Highlights & Insights¶

This work provides Muon's first "own" neural scaling law rather than recycling worst-case bounds from SGD/SignGD. The scaling exponent of \(-2\) vs. GD's \(-(1-1/\beta)\) creates a non-trivial contrast, formalizing the engineering experience that "Muon is more effective for large-scale training."
The combination of associative memory + block-symmetric induction + task representation space is highly reusable: provided gradients have the "frequency × residual × association" structure, any "sign-by-SVD" optimizer can use this framework to calculate scaling laws and speedup factors. This serves as a template for future spectral methods (Shampoo, SOAP, Spectral GD).
The TRA-SignGD idealized baseline is cleverly designed: it "lends" the task representation basis to SignGD, proving Muon is equivalent to "aligned SignGD." This precisely attributes Muon's advantage to SVD's automatic alignment capability rather than general matrix optimization benefits.

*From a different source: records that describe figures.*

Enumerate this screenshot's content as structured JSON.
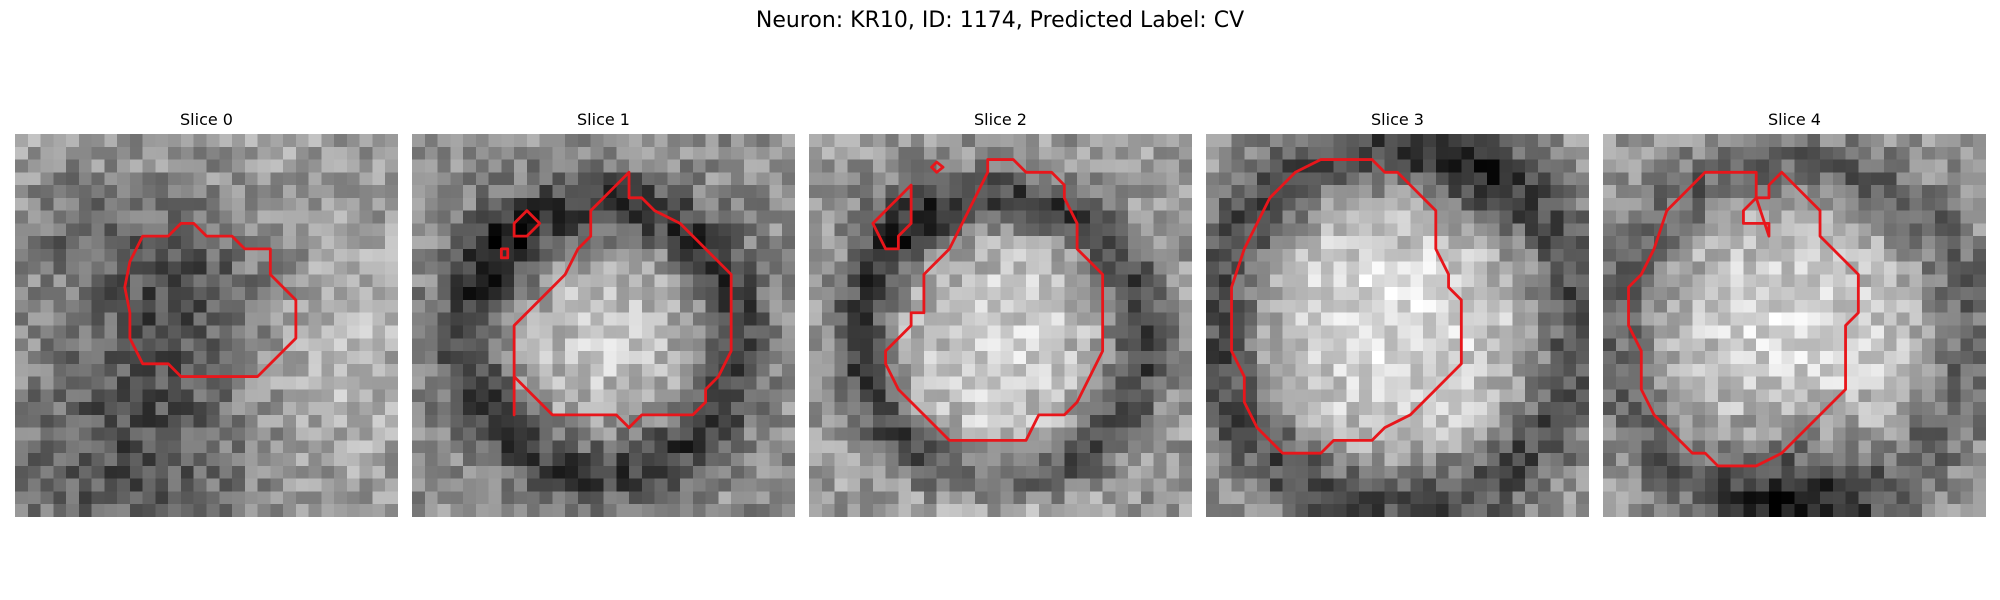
{
  "figure": {
    "title": "Neuron: KR10, ID: 1174, Predicted Label: CV"
  },
  "panels": [
    {
      "title": "Slice 0"
    },
    {
      "title": "Slice 1"
    },
    {
      "title": "Slice 2"
    },
    {
      "title": "Slice 3"
    },
    {
      "title": "Slice 4"
    }
  ],
  "colors": {
    "contour": "#e8161b",
    "background": "#ffffff"
  }
}
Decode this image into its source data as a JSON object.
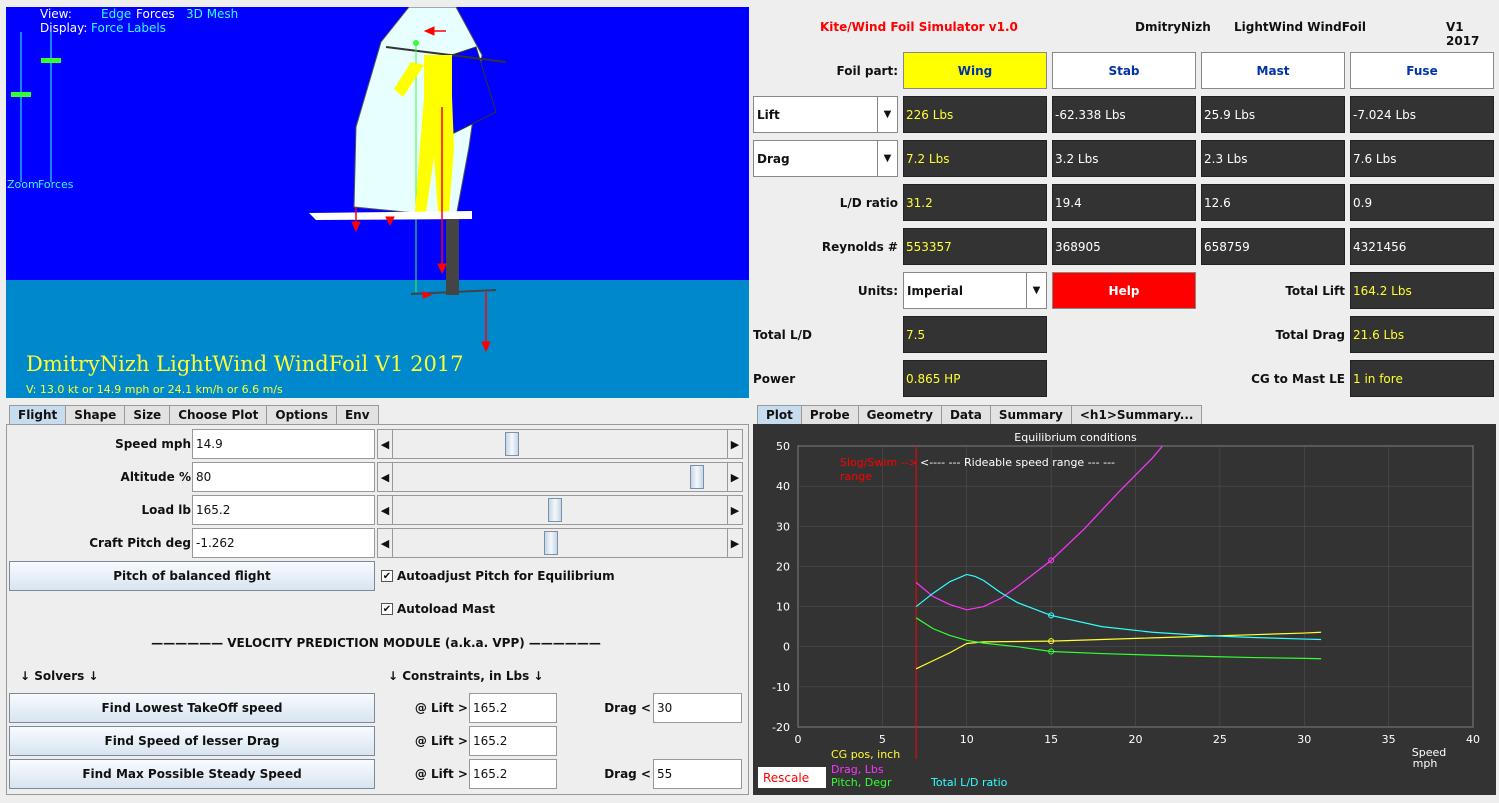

Limitations & Future Work¶

The model is a single-matrix linear softmax lacking non-linearity, MLPs, or multi-head structures. The scaling laws strictly cover factual recall sub-tasks and cannot be directly extrapolated to token-level perplexity in generation.
Embeddings assume orthogonal equal norms (though authors claim this can be relaxed to near-orthogonal). Real pre-training token embeddings are not this clean, and power-law spectra are only first-order approximations of Zipf's law.
Practical Muon implementations include momentum (using Newton-Schulz iteration to estimate \(\mathrm{msgn}\)). This analysis removes momentum for purity, creating a gap with production Muon; the momentum-free version is equivalent to Spectral GD.
Future work: Extending the block-symmetric analysis to (i) layer-wise associative memory in multi-layer Transformers, (ii) expert routing frequencies in MoEs, and (iii) scaling laws under momentum and learning rate scheduling.

vs. Bernstein & Newhouse 2024 / Li & Hong 2025 / Pethick et al. 2025: These provide worst-case stochastic convergence bounds for Muon. This paper provides problem-specific closed-form dynamics and scaling laws, quantitatively explaining the speedup factor.
vs. Wang et al. 2025b (heavy-tailed associative memory): That work was experimental, observing Muon's strength in tail classes. This paper proves it as an \(\Omega(C)\) speedup and provides the mechanism (implicit preconditioning).
vs. Kunstner & Bach 2025 / Kim et al. 2026 (SignSGD scaling law): Extends scaling analysis for SignGD-like methods from bigrams to associative memory, adding a critical distinction between \(\mathrm{msgn}\) and \(\mathrm{sgn}\) regarding the need for oracle alignment.
vs. Vasudeva et al. 2025 (Generalization of Muon in Gaussian mixture): That focus is generalization; this paper focuses on optimization dynamics and scaling, making them complementary.

Rating¶

Novelty: ⭐⭐⭐⭐⭐ First neural scaling law for Muon; reveals the "\(\mathrm{msgn}\approx \mathbf{I}_K\)" implicit alignment mechanism.
Experimental Thoroughness: ⭐⭐⭐ Primarily relies on synthetic data and small-scale LLaMA training; lacks large-scale ablations.
Writing Quality: ⭐⭐⭐⭐ Clear theorem layout; the preconditioning view section clarifies the intuition.
Value: ⭐⭐⭐⭐⭐ Provides a template for theoretical analysis of future spectral optimizers; formally supports the scaling benefits of Muon.